Of recent note in my life: I told Bob that I would cease sexual relations with him if he were to get a tattoo of Alice Cooper anywhere on his body. I do not care for famous person tattoos, and finding Mr. Cooper's inked visage on the body of the man I love would break my heart, so I had to pull out the Big Gunz and make a threat. I wouldn't like it if Bob got my face tattooed on him. I just...don't like face tattoos. Tattoos in general are great, but not, um, a rock star's face. Ya know? I'm getting nauseous just thinking about it.
I just read RDC's blog and her final paragraph was so lovely, and yet it is something I cannot seem to realize in my own life. I cannot count the number of bus rides home from work that I have spent mentally beating the shit out of myself for the choices I have made in my adult life. It is staggering. And today I was particularly hard on myself, as I was reading a book (Second Book of the Year: The Little Chapel on the River by G. Bounds) and the author, not too many years older than I, stated that she's felt her whole life that her life had to be some grand sweeping measure of accomplishment. Me, I just need (desperately) a career change. But still, I had 1999-present to make what I wanted happen and instead I made this other boring, stoopid thing happen, and I keep getting rewarded for being bored and slacky. It's weird. Of course my life is good. So much love, so much comfy bed and happy fun improv. But this career thing has me in ribbons and I cry every night and I need to change it up before I go nuts.

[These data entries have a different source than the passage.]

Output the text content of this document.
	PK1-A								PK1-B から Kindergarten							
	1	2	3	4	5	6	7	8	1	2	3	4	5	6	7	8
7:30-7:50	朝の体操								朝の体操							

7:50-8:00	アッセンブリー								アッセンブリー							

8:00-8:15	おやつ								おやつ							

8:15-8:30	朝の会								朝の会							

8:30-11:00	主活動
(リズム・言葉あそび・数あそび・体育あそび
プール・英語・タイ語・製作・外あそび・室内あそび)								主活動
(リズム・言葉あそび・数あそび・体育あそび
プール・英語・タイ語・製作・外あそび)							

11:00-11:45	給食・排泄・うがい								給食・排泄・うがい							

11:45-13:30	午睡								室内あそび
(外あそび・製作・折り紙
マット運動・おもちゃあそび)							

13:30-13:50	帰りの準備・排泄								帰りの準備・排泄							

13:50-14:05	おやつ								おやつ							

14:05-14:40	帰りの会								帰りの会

I took out both seasons of the Chappelle show out of the university library and am gorging, since they both have to be back on Thursday. They are funny, but I'm sure you already knew that.
My "bad cholesterol" is too high and I've been instructed to step up the exercise and cut down the animal food. I've considered getting a bike, but I'm a total traffic chickenshit and can only imagine that I'd end up under a truck. I was on the verge of acquiring a bicycle when I decided to leave Northampton back in '99. Had I stayed, I would own a bicycle. But not so much here, in A-town, now. Bob has a bike that he rarely rides. Newport, 2001, me and a Cadillac. Hmmm...
Still can't decide how to celebrate the b-day. Bay Area w/Cass 'n Coco, weeklong writer thing in Austin w/the faboo L. Barry (yes, that L. Barry), back to Durham for a weekend radio thingydoodle, Portland, staying here and ignoring it, so many decisions and what, only 53 days? Shit!
I put way too much pressure on myself. I need to stop.